The measurement of glass surface temperatures is critical in glass process lines. Take container glass production, for example. The operator must obtain the temperature of the glass gob (molten glass that is poured into a blow mould) to observe the ratio between glass viscosity and gob weight.
The mould temperature measurement is therefore critical for balancing the cooling levels of mould shells. Pharmaceuticals manufacturers also require temperature sensors to monitor and control the temperature of the glass when sterilising bottles.
As Ulrich Kienitz, General Manager at Micro-Epsilon Optris states: 'In the production of flat glass, automotive glass and construction glass, homogeneity of the complete glass panel is important, particularly when it comes to bending, annealing and tempering zones.
The double laser aiming of the CT glass marks the real spot location and spot size up from 1mm at any distance. The 70:1 optics with selectable focus, provide a very small spot size of just 1mm.
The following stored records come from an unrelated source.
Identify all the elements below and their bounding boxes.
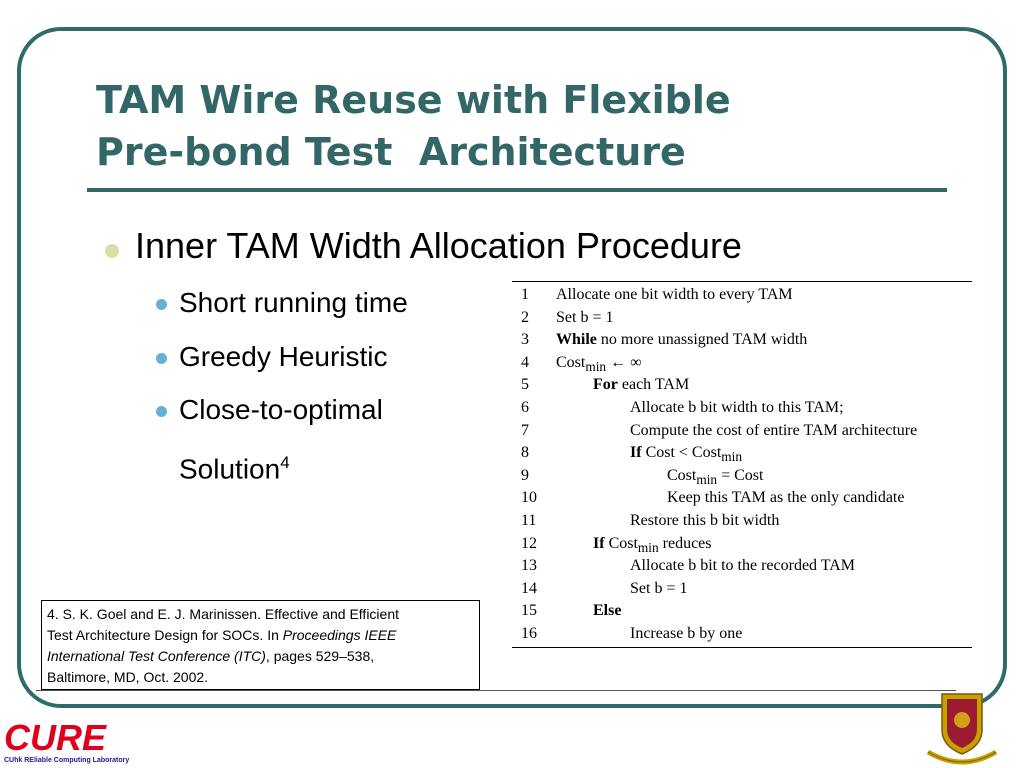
main-bullet-text: Inner TAM Width Allocation Procedure bbox=[135, 225, 742, 266]
sub-bullet-dot bbox=[156, 299, 167, 310]
sub-bullet-dot bbox=[156, 353, 167, 364]
line-code: Keep this TAM as the only candidate bbox=[667, 489, 905, 507]
title-underline bbox=[87, 188, 947, 192]
line-number: 3 bbox=[521, 331, 529, 349]
reference-box bbox=[41, 600, 480, 690]
line-code: Set b = 1 bbox=[630, 579, 688, 597]
line-number: 13 bbox=[521, 557, 537, 575]
reference-line-2: Test Architecture Design for SOCs. In Proceedings IEEE bbox=[47, 627, 397, 643]
line-code: Increase b by one bbox=[630, 625, 743, 642]
line-number: 14 bbox=[521, 579, 537, 597]
reference-line-1: 4. S. K. Goel and E. J. Marinissen. Effective and Efficient bbox=[47, 606, 399, 622]
line-code: Restore this b bit width bbox=[630, 512, 780, 529]
line-number: 5 bbox=[521, 376, 529, 394]
line-code: Cost$_{min}$ ← ∞ bbox=[556, 353, 642, 374]
logo-text: CURE bbox=[4, 717, 107, 758]
reference-line-4: Baltimore, MD, Oct. 2002. bbox=[47, 669, 209, 685]
line-code: If Cost$_{min}$ reduces bbox=[593, 534, 712, 555]
cure-logo bbox=[0, 712, 140, 768]
slide-title bbox=[96, 74, 956, 178]
line-code: If Cost < Cost$_{min}$ bbox=[630, 444, 743, 465]
line-code: Cost$_{min}$ = Cost bbox=[667, 466, 764, 487]
line-number: 11 bbox=[521, 512, 537, 529]
line-number: 7 bbox=[521, 421, 529, 439]
line-number: 15 bbox=[521, 602, 537, 620]
sub-bullet-text: Solution bbox=[179, 453, 281, 485]
line-number: 1 bbox=[521, 286, 529, 303]
line-code: Compute the cost of entire TAM architecture bbox=[630, 421, 918, 439]
bottom-rule bbox=[36, 690, 956, 691]
line-code: Allocate b bit to the recorded TAM bbox=[630, 557, 856, 575]
line-number: 9 bbox=[521, 466, 529, 484]
line-code: While no more unassigned TAM width bbox=[556, 331, 808, 349]
sub-bullet-text: Close-to-optimal bbox=[179, 394, 383, 425]
sub-bullet-text: Greedy Heuristic bbox=[179, 341, 388, 372]
line-code: For each TAM bbox=[593, 376, 690, 394]
logo-tagline: CUhk REliable Computing Laboratory bbox=[4, 757, 130, 764]
university-crest-icon bbox=[918, 690, 1006, 768]
line-number: 2 bbox=[521, 308, 529, 326]
algorithm-listing bbox=[512, 281, 972, 648]
title-line-2: Pre-bond Test Architecture bbox=[96, 130, 686, 174]
sub-bullet-dot bbox=[156, 406, 167, 417]
reference-line-3: International Test Conference (ITC), pages 529–538, bbox=[47, 648, 375, 664]
line-number: 8 bbox=[521, 444, 529, 462]
bullet-dot bbox=[105, 244, 119, 258]
line-number: 6 bbox=[521, 399, 529, 416]
line-code: Else bbox=[593, 602, 622, 620]
footnote-marker: 4 bbox=[280, 453, 290, 472]
line-code: Allocate one bit width to every TAM bbox=[556, 286, 793, 303]
line-number: 10 bbox=[521, 489, 537, 507]
line-number: 4 bbox=[521, 353, 529, 371]
line-number: 12 bbox=[521, 534, 537, 552]
line-code: Set b = 1 bbox=[556, 308, 614, 326]
line-number: 16 bbox=[521, 625, 537, 642]
sub-bullet-text: Short running time bbox=[179, 287, 408, 318]
title-line-1: TAM Wire Reuse with Flexible bbox=[96, 78, 731, 122]
line-code: Allocate b bit width to this TAM; bbox=[630, 399, 844, 416]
To put this into perspective, the smallest spot size amongst competing sensor products in this class is 2.5mm.
The speed and high resolution optics are also unique for a sensor in this class'. CT glass has a stainless steel sensor head and can be used in ambient temperatures of up to 85C without cooling and has an automatic laser switch off at 50C.
Cooling and protection accessories are also available for harsh environmental conditions. For example, a water-cooled version is available for ambient temperatures of up to 175C. CT glass comes with a monitor for programming and temperature display. This enables easy wiring of standard analogue outputs 0/4-20mA, 0-5/10V, thermocouple type K or J.